Pese a esas advertencias, Ana María Pérez acabó formalizando el pago de los otros dos millones a RR7. Las mascarillas nunca fueron entregados, puesto que la única partida que llegó fue retenida por Aduanas en el aeropuerto al detectar que eran falsificadas y RR7, al sentirse a su vez estafadas por los intermediarios en la operación, ordenó la destrucción de las mismas e incluso costeó esa operación.

En su querella, admitida a trámite y ya en fase de diligencias previas por el Juzgado de Instrucción número 7 de la capital grancanaria, la Fiscalía hace hincapié precisamente en ese segundo pago de 2 millones pese a las advertencias de órganos internos del Servicio Canario de Salud, así como en el hecho de que, una vez resuelto al contrato, se 'reactivase' con una propuesta de entrega de 1,2 millones de euros de mascarillas, pero de diferente modelo y con un precio que seguía siendo muy superior al del mercado y al de otras ofertas con las que contaba la administración sanitaria.

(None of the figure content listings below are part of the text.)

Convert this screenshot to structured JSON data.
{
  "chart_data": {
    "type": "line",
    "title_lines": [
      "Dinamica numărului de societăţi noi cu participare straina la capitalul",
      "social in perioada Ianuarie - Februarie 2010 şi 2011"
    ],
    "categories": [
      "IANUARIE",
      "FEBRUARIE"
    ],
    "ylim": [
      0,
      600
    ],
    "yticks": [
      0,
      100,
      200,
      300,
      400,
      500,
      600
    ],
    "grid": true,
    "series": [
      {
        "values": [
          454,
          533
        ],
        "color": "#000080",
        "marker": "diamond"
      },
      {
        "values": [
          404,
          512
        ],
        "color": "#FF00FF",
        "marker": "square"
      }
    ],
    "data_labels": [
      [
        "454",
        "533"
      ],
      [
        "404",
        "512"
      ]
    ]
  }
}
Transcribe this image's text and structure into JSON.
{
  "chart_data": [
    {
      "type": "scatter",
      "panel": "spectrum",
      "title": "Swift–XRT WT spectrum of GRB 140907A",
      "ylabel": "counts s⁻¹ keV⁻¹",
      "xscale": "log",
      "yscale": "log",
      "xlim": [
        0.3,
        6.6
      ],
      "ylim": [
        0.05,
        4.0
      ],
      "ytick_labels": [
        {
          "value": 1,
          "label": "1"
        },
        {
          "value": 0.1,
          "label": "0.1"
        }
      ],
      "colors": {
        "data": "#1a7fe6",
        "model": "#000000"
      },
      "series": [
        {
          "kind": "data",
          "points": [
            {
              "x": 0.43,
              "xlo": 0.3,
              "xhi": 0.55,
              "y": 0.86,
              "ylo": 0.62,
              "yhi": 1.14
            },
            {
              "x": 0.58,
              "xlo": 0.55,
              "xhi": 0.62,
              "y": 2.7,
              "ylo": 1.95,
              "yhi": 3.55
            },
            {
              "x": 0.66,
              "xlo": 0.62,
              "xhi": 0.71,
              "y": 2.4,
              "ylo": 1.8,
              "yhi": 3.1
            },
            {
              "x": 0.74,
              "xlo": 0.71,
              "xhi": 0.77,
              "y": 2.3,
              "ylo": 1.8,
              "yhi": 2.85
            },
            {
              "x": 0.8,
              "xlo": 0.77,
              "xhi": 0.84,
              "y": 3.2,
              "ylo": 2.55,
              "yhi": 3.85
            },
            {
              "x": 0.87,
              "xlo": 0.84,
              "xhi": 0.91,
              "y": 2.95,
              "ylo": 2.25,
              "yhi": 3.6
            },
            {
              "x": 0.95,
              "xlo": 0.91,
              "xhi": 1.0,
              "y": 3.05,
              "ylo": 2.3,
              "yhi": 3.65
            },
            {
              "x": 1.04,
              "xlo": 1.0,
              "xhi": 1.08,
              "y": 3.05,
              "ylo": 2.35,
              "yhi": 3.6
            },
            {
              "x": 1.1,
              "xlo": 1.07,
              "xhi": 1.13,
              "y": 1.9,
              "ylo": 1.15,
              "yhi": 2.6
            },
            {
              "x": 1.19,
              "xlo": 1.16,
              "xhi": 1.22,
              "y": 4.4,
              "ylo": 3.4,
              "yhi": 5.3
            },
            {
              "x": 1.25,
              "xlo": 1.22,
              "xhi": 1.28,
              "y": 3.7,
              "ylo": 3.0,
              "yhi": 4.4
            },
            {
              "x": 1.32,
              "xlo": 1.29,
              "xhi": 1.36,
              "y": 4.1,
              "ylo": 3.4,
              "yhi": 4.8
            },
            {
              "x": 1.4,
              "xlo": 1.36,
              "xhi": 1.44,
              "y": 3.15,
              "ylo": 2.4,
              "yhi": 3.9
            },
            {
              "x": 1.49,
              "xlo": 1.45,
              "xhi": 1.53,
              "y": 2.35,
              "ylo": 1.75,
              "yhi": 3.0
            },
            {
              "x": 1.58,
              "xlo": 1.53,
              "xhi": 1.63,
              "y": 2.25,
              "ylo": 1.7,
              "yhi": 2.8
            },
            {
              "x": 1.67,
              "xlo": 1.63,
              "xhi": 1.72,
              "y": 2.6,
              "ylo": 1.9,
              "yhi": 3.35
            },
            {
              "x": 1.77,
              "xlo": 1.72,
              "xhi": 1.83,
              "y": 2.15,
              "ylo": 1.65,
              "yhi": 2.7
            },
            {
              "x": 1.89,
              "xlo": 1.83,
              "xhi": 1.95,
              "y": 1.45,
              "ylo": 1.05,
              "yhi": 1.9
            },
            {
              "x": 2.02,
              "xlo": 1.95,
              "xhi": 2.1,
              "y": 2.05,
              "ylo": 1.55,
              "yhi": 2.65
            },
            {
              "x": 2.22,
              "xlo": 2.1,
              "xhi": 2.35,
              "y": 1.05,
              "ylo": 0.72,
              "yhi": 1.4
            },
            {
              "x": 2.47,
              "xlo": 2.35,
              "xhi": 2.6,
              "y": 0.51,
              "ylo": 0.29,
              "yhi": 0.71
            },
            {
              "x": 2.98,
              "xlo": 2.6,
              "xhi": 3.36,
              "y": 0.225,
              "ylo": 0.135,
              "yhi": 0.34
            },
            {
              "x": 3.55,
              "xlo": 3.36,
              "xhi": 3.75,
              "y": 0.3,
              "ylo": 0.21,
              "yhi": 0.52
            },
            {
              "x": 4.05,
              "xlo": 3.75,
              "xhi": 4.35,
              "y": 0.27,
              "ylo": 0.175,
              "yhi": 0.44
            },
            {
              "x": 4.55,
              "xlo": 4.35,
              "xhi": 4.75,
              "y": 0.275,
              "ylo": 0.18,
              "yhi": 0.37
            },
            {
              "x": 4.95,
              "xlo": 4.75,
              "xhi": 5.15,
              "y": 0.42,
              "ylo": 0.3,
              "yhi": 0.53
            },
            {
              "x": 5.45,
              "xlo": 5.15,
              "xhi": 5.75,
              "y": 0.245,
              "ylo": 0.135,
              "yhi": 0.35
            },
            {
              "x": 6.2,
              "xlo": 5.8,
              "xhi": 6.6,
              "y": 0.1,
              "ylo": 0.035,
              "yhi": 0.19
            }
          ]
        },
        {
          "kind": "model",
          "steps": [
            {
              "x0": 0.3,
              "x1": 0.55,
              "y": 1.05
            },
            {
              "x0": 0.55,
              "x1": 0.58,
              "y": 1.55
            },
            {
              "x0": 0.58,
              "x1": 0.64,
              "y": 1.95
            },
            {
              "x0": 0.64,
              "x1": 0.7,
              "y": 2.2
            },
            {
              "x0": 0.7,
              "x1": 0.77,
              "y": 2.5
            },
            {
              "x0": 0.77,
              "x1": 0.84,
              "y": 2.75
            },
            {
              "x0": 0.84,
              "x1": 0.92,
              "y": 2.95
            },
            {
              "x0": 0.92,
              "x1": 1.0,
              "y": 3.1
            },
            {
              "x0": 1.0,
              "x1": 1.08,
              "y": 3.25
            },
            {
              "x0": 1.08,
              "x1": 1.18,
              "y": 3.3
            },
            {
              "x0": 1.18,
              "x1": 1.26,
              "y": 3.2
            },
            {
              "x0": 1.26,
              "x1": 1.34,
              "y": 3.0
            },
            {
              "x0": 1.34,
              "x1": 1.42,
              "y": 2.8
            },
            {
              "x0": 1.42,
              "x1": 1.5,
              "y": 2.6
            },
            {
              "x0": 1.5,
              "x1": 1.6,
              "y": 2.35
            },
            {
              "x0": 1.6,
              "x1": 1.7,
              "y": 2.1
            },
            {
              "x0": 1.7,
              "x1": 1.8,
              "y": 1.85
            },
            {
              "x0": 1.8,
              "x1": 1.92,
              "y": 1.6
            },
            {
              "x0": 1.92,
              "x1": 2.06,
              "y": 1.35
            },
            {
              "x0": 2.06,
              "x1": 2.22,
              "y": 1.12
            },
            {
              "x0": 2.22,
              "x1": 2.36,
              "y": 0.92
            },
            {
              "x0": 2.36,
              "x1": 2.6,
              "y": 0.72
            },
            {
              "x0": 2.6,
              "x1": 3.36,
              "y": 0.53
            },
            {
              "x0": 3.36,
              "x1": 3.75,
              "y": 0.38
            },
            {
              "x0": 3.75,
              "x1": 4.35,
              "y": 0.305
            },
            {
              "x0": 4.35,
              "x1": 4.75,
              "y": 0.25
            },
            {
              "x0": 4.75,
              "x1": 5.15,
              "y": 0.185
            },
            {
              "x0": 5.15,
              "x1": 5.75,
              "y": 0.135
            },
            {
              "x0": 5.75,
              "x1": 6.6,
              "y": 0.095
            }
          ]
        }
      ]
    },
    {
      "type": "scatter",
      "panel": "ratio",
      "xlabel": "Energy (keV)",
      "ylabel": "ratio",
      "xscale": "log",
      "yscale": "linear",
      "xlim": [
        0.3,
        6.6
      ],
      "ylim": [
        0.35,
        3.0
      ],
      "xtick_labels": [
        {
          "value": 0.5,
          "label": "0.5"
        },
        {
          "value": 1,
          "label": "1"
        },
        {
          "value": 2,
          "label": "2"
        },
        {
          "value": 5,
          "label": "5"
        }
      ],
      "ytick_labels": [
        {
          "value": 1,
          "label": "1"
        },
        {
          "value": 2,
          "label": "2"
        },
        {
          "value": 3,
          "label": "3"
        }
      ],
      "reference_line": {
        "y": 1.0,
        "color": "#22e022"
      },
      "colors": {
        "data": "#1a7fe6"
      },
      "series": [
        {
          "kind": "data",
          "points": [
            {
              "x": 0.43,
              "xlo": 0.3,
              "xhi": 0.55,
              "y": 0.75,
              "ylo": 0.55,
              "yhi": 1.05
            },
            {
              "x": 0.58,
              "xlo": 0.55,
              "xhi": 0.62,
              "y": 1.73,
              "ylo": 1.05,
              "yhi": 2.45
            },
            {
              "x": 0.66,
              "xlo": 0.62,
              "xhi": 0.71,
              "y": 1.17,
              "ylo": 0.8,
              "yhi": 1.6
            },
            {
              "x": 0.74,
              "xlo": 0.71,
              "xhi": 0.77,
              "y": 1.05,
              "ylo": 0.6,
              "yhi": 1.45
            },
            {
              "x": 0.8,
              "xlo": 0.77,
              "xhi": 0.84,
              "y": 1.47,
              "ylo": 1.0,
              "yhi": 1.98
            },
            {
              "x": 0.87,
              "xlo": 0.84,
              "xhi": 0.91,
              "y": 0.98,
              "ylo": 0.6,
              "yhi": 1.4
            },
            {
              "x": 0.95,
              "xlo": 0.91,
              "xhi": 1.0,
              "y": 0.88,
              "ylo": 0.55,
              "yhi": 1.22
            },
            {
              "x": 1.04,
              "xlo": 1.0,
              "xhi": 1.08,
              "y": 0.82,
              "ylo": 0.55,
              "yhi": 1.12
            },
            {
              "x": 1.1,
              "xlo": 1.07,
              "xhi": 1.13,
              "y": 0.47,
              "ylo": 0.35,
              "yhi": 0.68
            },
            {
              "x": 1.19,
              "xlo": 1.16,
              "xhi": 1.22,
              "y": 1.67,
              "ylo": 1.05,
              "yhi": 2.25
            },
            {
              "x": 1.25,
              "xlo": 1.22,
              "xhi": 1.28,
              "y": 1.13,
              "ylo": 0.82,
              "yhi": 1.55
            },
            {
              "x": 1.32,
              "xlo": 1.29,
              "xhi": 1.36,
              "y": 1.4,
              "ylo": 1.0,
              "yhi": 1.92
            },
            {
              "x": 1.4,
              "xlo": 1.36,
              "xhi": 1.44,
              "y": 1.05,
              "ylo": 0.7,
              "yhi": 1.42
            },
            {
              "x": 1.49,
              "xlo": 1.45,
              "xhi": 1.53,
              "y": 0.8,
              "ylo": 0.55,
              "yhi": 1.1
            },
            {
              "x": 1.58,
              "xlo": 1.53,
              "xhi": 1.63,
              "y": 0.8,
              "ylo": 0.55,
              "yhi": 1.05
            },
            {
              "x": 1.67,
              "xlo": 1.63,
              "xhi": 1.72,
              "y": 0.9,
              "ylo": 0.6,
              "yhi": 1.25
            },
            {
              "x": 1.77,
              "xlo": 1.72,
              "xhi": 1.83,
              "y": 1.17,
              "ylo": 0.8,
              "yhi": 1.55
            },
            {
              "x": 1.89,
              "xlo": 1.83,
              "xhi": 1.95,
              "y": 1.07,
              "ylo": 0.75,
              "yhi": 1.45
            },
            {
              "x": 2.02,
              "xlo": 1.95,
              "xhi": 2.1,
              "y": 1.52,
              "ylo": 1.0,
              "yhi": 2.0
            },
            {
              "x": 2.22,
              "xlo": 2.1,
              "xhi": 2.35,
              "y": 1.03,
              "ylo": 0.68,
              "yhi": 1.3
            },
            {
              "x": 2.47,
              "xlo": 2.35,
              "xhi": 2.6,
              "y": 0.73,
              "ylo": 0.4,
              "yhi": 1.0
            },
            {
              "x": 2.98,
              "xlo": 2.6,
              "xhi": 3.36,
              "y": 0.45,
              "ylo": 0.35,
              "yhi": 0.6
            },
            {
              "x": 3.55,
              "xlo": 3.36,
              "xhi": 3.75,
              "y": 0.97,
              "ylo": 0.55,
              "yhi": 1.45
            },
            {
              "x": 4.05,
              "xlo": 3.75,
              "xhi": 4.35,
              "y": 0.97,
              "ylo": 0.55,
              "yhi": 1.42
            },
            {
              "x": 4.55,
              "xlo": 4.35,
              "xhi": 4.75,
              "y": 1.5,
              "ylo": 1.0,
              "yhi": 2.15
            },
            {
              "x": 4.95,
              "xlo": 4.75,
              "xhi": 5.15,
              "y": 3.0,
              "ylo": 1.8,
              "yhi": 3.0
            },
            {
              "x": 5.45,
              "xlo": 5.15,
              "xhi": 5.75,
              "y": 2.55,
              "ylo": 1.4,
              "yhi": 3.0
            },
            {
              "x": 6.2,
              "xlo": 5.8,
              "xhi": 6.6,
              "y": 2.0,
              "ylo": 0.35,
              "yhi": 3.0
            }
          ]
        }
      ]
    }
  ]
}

Por todo ello, la Fiscalía aprecia indicios de cuatro delitos: prevaricación administrativa y tráfico de influencias en el caso de Conrado Domínguez, director del Servicio Canario de Salud, y Ana María Pérez; y estafa agravada y blanqueo de capitales.

Pese a ser la jefa del Servicio de Contratación del SCS, declaró ante el fiscal Ródenas que su departamento «no llevó» el contrato de RR7: «El órgano que lo tramitó fue directamente Ana María Pérez».

Asimismo, explicó que, tras aquella reunión con la directora general, buscó información en Google sobre RR7, «descubriendo que su objeto social era la compraventa de maquinaria agrícola y no estaba relacionada con el sector sanitario». Así, agregó, se lo trasladó a Ana María Pérez.

En la querella, el fiscal pide la declaración en el juzgado en calidad de testigos de las dos jefas de servicio, solicitud que el juez instructor ha hecho suya.

Fue el pleno de la Audiencia quien acordó dar traslado al Tribunal de Cuentas

En escrito firmado por Pedro Pacheco, presidente de la Audiencia de Cuentas, y remitido a la UDEF de la Policía Judicial, aquel cuenta que el pleno del órgano fiscalizador autonómico quien acordó comunicar al Tribunal de Cuentas los «indicios de responsabilidad contable» detectados en el caso del contrato con RR7. Esa notificación a Madrid derivó en diligencias abiertas por el Tribunal de Cuentas y pendientes de resolver. Esta semana el pleno de la Audiencia acordó no aprobar el preinforme, que mantenía que había esos indicios de responsabilidad contable. El borrador de dictamen no irá por ahora al Parlamento.